When is the Targeting SARM1 as a Therapeutic Strategy for Autosomal Dominant Optic Atrophy (ADOA) and Leber Hereditary Optic Neuropathy (LHON) deadline?
Applications for Targeting SARM1 as a Therapeutic Strategy for Autosomal Dominant Optic Atrophy (ADOA) and Leber Hereditary Optic Neuropathy (LHON) are due 2028-04-30 (open). Because deadlines can change, verify the date with the funder, NEI - National Eye Institute, and give yourself enough time to prepare a complete, competitive application before the close date.
How do you apply for the Targeting SARM1 as a Therapeutic Strategy for Autosomal Dominant Optic Atrophy (ADOA) and Leber Hereditary Optic Neuropathy (LHON)?

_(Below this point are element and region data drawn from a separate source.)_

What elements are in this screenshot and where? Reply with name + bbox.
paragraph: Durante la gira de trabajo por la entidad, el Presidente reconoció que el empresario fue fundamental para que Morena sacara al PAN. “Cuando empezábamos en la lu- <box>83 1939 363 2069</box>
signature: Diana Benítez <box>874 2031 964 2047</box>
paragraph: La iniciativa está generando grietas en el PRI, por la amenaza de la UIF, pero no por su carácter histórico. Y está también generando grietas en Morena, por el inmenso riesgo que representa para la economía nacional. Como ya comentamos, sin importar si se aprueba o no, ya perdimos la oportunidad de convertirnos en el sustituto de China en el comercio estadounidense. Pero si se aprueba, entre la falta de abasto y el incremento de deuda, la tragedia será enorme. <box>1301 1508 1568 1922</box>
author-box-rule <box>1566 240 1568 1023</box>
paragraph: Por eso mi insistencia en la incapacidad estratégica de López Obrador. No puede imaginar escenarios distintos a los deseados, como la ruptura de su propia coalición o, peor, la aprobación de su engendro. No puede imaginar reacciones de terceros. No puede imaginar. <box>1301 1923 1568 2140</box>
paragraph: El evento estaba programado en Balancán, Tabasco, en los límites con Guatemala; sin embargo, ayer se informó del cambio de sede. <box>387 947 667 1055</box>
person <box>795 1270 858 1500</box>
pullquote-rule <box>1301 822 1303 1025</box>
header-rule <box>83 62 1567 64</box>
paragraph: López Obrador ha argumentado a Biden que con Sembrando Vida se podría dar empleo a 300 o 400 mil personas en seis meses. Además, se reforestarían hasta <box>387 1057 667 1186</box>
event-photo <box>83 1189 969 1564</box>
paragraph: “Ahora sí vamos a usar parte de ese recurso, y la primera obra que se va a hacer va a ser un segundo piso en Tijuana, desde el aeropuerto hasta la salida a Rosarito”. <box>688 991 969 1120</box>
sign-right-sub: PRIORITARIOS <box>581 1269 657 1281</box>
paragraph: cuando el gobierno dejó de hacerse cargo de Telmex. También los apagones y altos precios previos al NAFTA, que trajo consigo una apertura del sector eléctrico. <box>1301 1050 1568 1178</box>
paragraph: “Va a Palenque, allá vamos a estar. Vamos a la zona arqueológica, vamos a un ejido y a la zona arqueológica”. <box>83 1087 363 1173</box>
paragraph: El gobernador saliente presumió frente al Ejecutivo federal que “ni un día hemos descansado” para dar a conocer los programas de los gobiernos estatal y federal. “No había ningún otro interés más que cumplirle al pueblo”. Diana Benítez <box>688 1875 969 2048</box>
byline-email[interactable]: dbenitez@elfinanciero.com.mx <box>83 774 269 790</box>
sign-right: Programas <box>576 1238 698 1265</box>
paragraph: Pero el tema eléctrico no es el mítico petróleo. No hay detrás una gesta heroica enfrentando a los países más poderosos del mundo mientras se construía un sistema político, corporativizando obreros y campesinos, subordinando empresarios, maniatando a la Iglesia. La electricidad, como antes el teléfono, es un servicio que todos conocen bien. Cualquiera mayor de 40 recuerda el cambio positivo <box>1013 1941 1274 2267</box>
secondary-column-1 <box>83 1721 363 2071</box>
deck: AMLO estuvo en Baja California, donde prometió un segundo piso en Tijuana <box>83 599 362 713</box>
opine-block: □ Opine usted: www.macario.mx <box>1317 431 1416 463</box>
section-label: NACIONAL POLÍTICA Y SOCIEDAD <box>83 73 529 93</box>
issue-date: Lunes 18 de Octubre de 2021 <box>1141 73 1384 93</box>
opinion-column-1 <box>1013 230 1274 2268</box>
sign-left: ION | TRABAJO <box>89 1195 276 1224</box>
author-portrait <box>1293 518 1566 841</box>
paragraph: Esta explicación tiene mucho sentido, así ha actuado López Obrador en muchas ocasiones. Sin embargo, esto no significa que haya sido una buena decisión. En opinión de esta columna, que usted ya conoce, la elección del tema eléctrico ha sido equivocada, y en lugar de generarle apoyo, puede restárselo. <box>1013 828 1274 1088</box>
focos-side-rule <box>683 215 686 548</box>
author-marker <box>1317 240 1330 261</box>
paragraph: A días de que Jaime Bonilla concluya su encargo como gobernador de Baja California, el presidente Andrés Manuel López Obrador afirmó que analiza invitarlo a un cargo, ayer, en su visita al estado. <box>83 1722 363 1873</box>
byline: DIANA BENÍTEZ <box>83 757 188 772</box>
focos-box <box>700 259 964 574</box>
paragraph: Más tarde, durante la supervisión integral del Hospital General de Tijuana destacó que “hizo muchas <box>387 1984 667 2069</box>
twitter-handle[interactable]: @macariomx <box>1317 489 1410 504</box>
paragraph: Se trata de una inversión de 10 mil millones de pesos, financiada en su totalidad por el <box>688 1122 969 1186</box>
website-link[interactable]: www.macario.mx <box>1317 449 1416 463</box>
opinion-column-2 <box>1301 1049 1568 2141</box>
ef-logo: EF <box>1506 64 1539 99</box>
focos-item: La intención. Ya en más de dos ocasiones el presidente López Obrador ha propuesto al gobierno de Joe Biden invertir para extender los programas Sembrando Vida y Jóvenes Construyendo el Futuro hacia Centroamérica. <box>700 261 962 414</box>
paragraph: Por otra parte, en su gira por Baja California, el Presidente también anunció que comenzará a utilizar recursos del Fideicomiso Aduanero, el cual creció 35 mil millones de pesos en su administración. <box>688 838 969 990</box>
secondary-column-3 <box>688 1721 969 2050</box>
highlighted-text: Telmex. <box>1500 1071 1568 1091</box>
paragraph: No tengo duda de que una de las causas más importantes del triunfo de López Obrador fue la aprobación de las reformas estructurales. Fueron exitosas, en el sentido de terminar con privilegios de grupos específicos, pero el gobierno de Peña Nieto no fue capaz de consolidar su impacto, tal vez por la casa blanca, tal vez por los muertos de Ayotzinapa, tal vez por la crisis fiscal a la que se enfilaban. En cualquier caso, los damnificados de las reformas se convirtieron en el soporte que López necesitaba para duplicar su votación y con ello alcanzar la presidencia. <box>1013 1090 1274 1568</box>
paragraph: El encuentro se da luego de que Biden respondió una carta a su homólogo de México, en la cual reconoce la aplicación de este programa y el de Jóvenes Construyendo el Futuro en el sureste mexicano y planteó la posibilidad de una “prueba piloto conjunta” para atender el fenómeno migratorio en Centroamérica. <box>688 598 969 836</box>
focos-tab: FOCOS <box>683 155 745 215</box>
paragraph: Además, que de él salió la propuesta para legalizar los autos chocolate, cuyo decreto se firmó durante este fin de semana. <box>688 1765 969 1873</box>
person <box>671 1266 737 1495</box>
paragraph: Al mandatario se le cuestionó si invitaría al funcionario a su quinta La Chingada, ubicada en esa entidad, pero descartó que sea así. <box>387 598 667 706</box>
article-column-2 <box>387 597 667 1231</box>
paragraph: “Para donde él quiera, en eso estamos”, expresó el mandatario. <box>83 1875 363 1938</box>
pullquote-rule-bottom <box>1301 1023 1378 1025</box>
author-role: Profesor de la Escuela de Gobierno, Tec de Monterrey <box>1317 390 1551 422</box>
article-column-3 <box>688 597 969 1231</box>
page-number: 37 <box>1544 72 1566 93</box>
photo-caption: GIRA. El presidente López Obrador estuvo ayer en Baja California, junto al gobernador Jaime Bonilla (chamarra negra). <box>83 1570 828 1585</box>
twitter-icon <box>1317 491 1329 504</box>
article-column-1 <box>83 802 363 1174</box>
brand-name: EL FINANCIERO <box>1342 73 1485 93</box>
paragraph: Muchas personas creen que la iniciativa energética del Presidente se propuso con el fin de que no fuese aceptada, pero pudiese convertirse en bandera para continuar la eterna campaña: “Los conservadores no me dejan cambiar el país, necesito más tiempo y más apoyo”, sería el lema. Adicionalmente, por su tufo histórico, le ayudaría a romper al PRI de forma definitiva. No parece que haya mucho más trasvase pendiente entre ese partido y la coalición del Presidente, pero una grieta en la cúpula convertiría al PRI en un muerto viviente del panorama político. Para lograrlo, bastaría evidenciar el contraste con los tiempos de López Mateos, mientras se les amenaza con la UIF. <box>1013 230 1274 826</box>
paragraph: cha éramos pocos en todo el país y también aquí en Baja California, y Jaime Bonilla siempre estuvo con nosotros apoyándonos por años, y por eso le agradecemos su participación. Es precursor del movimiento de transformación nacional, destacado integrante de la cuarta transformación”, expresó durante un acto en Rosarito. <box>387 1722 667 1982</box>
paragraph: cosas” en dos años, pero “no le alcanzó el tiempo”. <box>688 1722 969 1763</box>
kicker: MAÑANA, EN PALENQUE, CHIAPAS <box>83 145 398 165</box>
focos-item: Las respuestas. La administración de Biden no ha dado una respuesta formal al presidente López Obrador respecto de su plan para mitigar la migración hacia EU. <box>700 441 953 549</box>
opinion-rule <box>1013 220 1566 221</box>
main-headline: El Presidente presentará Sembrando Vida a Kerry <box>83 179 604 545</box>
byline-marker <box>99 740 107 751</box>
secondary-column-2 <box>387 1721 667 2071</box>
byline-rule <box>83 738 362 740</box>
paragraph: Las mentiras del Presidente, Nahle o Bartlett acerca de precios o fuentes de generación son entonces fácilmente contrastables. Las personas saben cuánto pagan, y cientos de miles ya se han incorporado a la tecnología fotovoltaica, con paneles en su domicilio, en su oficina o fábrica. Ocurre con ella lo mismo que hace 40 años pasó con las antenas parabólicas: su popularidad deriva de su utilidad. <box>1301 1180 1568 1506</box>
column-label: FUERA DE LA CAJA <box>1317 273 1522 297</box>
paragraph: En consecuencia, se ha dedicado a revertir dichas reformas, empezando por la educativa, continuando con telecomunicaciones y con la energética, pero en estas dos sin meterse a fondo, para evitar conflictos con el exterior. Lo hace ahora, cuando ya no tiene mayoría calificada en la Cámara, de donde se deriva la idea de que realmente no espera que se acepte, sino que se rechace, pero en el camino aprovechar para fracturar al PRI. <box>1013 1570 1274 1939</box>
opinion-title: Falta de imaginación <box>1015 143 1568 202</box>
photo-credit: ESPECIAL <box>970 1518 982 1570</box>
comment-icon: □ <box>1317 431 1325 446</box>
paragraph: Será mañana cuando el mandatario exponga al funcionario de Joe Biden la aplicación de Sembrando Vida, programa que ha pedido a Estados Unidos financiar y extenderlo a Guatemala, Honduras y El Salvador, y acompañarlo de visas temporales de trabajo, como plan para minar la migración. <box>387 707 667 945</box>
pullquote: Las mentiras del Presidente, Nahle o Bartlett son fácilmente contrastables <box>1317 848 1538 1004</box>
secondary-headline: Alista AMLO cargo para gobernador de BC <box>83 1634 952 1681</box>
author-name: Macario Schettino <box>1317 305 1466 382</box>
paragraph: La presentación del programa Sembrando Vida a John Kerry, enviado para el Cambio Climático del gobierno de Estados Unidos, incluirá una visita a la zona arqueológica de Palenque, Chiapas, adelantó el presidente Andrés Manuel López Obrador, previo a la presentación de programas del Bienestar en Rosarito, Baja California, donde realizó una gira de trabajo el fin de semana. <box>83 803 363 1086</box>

To apply for Targeting SARM1 as a Therapeutic Strategy for Autosomal Dominant Optic Atrophy (ADOA) and Leber Hereditary Optic Neuropathy (LHON), confirm your eligibility, gather the required documents, and prepare a narrative and budget that address the funder's priorities. FindGrants guides you step by step and can draft each section, then exports a submission-ready application pack for this grant from NEI - National Eye Institute.